Jephan de Villiers et Michel Butor, Notes sur une civilisation furtive, 2003-2004, Éditions Collection de Mémoire, 28 pages.

Jephan de Villiers et Michel Butor, Notes sur une civilisation furtive, 2003-2004, Éditions Collection de Mémoire, 28 pages. © Jephan de Villiers

Les mots s’envolent

Alors, les mots s’envolent et deviennent de libres signes comme ces assemblées d’oiseaux qui ont l’art d’imprimer dans le ciel les vertus de la vitesse et de la danse. Ces signes ailés sont « les témoins d’une catastrophe si violente que seul leur silence peut la dire.

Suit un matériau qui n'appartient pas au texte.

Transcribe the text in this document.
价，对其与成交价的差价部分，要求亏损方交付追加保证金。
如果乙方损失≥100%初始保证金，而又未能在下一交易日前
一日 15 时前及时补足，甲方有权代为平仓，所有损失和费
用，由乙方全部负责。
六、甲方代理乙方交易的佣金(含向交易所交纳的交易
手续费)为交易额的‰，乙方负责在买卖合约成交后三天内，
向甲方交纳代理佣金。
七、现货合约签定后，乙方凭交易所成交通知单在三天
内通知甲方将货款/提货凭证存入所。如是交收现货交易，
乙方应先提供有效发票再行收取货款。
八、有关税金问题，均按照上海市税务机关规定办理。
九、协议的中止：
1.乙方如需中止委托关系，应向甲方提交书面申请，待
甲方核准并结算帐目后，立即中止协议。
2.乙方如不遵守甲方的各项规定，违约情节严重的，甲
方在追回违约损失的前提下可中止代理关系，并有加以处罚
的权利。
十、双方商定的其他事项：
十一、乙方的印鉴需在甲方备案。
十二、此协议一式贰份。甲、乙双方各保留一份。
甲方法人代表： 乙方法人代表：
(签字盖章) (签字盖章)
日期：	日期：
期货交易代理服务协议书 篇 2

Ils sont les revenants de ce monde qui se vantait d’avoir inventé des technologies libératrices, mais qui n’a servi que les puissants et finit dans la barbarie en exterminant le langage et la pensée » (Bernard Noël in Jephan de Villiers, Prisme Éditions, p. 35). Les mots ne risquent-ils pas d’être ceux que le monde médiatique et les réseaux sociaux nous imposent et dont ils criblent nos cerveaux ? Ces mots ne doivent, dès lors, plus être appréhendés comme des signes chargés de mystère mais comme la prolifération de discours qui nous déboussolent et opèrent une sorte de « castration mentale ». Autre grand poète requis par l’œuvre de Jephan, Michel Butor discerne, lui, des « alphabets en dérive », des « sources d’encre » qui dressent « des bannières et des banderoles indéchiffrables ». Les hommes et les animaux (spécialement les ours) restent stupéfaits et bouche bée devant ces flots et ces vagues de signes qui nous éloignent des « savoirs anciens » et des « vieilles prophéties » et qui nous projettent dans un « nouveau langage qui servira peut-être pour les enfants de nos enfants » (Jephan de Villiers, Prisme Éditions, 2021, p. 157). Les écritures de Jephan peuvent s’entendre de façon contrastée et même contradictoire. C’est leur charme et leur inquiétante étrangeté. Elles traduisent notre destin érigé au-delà des significations simplistes et dans le trouble de ce que Rimbaud appelle notre « inhabileté fatale ».